Les jeteurs de machines infernales dans les usines japonaises de Mitsui, Teijin, Tsaei ont causé la mort d'au moins huit travailleurs et la mutilation de dizaines d'autres Les mitrailleurs de l'IRA ont fauché des dizaines de travailleurs à Londonderry et à Belfast, parce qu'ils n'étaient pas de l'Eglise catholique et romaine. Parler de ces carnages en chroniqueurs, présenter leurs auteurs comme des victimes de la répression revient à introduire en contrebande une camelote criminelle.

Les idées et les méthodes du terrorisme individuel contre laquelle le mouvement organisé de la classe a lutté sans relâche pour lui opposer l'action consciente du prolétariat ont trouvé dans ce numéro leur expression pudique, sous le couvert d'"informer" les bonnes gens.

Mais la "Lanterne Noire" précise qu'elle est séparée de ces groupes "et d'abord de leur avant-gardisme". Eternel équivoque : le programme bourgeois, oui, les méthodes, non ! Là est la nature profonde de tous ceux pour qui principes et tactique se séparent. Et voilà un autre trait de ressemblance frappante avec le trotskysme en compagnie de qui on va retrouver la "Lanterne Noire". Qu'une même poule puisse couver indistinctement ses propres œufs et ceux de la mère-cane n'est pas un vulgaire phénomène de basse-cour. On le rencontre dans la vie politique bourgeoise et la démocratie y arrive très bien avec ses anarchistes et ses trotskystes.
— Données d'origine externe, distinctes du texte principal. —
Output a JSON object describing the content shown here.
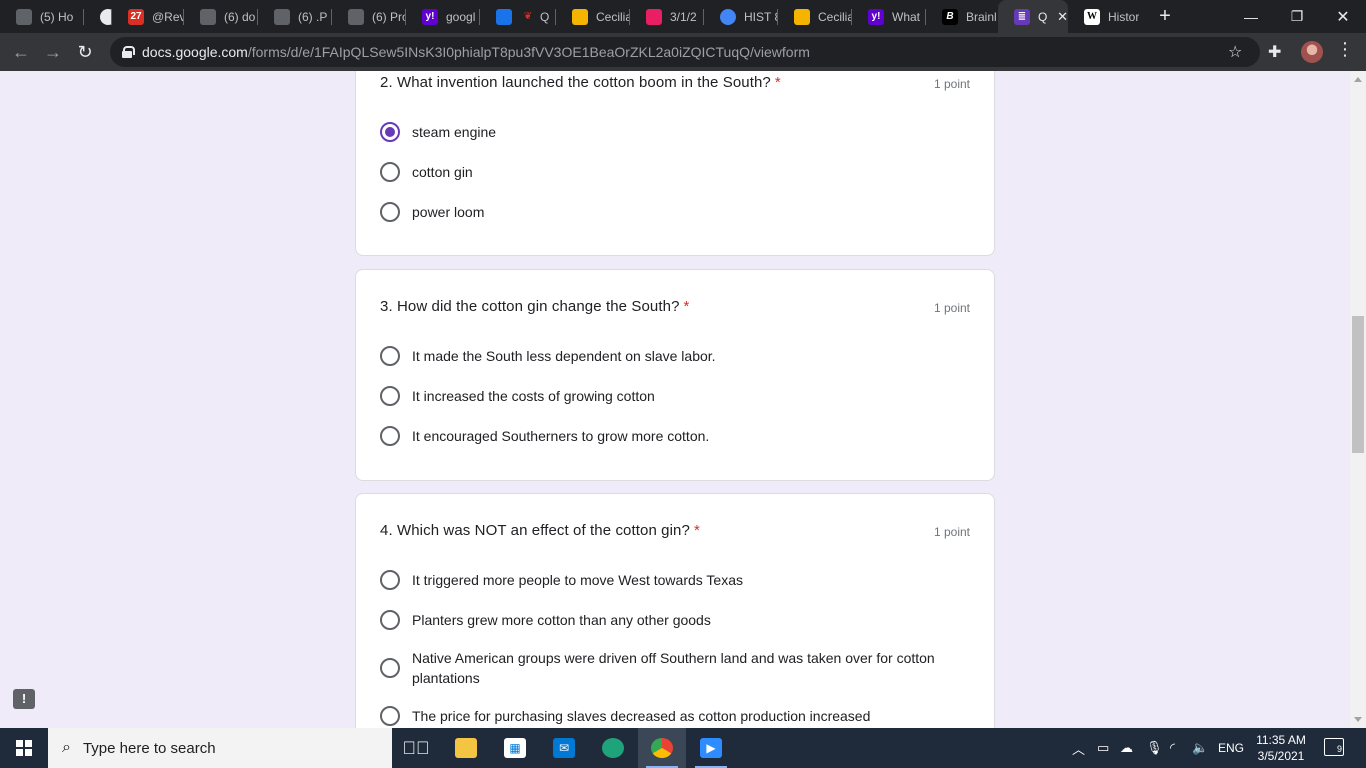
{
  "browser": {
    "tabs": [
      {
        "title": "(5) Ho",
        "icon": "doc-icon",
        "color": "#5f6368"
      },
      {
        "title": "",
        "icon": "circle-icon",
        "color": "#e8eaed"
      },
      {
        "title": "@Rev",
        "icon": "calendar-icon",
        "color": "#d93025",
        "badge": "27"
      },
      {
        "title": "(6) do",
        "icon": "doc-icon",
        "color": "#5f6368"
      },
      {
        "title": "(6) .P",
        "icon": "doc-icon",
        "color": "#5f6368"
      },
      {
        "title": "(6) Pro",
        "icon": "doc-icon",
        "color": "#5f6368"
      },
      {
        "title": "googl",
        "icon": "yahoo-icon",
        "color": "#6001d2",
        "badge": "y!"
      },
      {
        "title": "Q",
        "icon": "contact-icon",
        "color": "#1a73e8"
      },
      {
        "title": "Cecilia",
        "icon": "slides-icon",
        "color": "#f4b400"
      },
      {
        "title": "3/1/2",
        "icon": "user-icon",
        "color": "#e91e63"
      },
      {
        "title": "HIST 8",
        "icon": "globe-icon",
        "color": "#4285f4"
      },
      {
        "title": "Cecilia",
        "icon": "slides-icon",
        "color": "#f4b400"
      },
      {
        "title": "What",
        "icon": "yahoo-icon",
        "color": "#6001d2",
        "badge": "y!"
      },
      {
        "title": "Brainl",
        "icon": "brainly-icon",
        "color": "#000000",
        "badge": "B"
      },
      {
        "title": "Q",
        "icon": "forms-icon",
        "color": "#673ab7",
        "active": true
      },
      {
        "title": "Histor",
        "icon": "wikipedia-icon",
        "color": "#ffffff",
        "badge": "W"
      }
    ],
    "url_host": "docs.google.com",
    "url_path": "/forms/d/e/1FAIpQLSew5INsK3I0phialpT8pu3fVV3OE1BeaOrZKL2a0iZQICTuqQ/viewform"
  },
  "form": {
    "questions": [
      {
        "title": "2. What invention launched the cotton boom in the South?",
        "required_mark": "*",
        "points": "1 point",
        "options": [
          "steam engine",
          "cotton gin",
          "power loom"
        ],
        "selected": 0
      },
      {
        "title": "3. How did the cotton gin change the South?",
        "required_mark": "*",
        "points": "1 point",
        "options": [
          "It made the South less dependent on slave labor.",
          "It increased the costs of growing cotton",
          "It encouraged Southerners to grow more cotton."
        ]
      },
      {
        "title": "4. Which was NOT an effect of the cotton gin?",
        "required_mark": "*",
        "points": "1 point",
        "options": [
          "It triggered more people to move West towards Texas",
          "Planters grew more cotton than any other goods",
          "Native American groups were driven off Southern land and was taken over for cotton plantations",
          "The price for purchasing slaves decreased as cotton production increased"
        ]
      }
    ]
  },
  "feedback": {
    "label": "!"
  },
  "taskbar": {
    "search_placeholder": "Type here to search",
    "language": "ENG",
    "time": "11:35 AM",
    "date": "3/5/2021",
    "notification_count": "9"
  },
  "colors": {
    "accent": "#673ab7",
    "required": "#d93025",
    "page_bg": "#f0ebf8"
  }
}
A l'époque de la décadence, l'antagonisme entre la bourgeoisie et le prolétariat devient l'axe essentiel de la vie sociale C'est ou l'ouverture d'un cours général vers la guerre impérialiste, ou d'un cours vers la révolution prolétarienne. Et la victoire de la classe montante repose sur des principes, ceux que la "Lanterne Noire" rejette pour ne pas faire dans le dogmatisme... genre RI.

Ce que ces fossiles rajeunis du fard moderniste appellent de façon idiote "dogmatisme" n'est en fait que la continuation de la théorie communiste qui se fait chair et os dans les organisations et les militants qui appartiennent à la classe révolutionnaire. De la vieille souche libérale ou qu'ils se targuent d'être de pénétrants sociologues d'université, les anarchistes seront toujours les contempteurs du marxisme parce que celui-ci est la doctrine de la lutte de classe.

De quoi se démarque vraiment la "Lanterne Noire" ? Que des éléments de ce groupe (chez eux, on n'agit pas comme un corps organisé collectivement, mais selon des déterminations passionnelles où la "raison du cœur" tient lieu de programme) aient participé, en novembre 75, au Comité de Jussieu préparatif à la marche sur Hendaye est là pour montrer quel triste rôle de flanc-garde du trotskysme joue l'anarchisme Pour ces éternels partisans du moindre mal, de la troisième voie entre le capitalisme inhumain et le communisme totalitaire, une bourgeoisie sans Franco et ses affidés de la Phalange est préférable à tout prendre.

Du temps de l'ancien régime portugais, la LUAR s'activait par des coups de mains contre le salazarisme. Depuis l'éclosion des œillets, elle joue la mouche du coche du MFA entrelaçant "dialectiquement" le soutien aux organismes d'autogestion, la défense d'un syndicalisme de "base" et l'appui aux luttes anti-coloniales. C'était suffisamment éloquent à la "Lanterne Noire" pour tresser une couronne de lauriers révolutionnaires à une organisation qui fut le factotum de Carvalho.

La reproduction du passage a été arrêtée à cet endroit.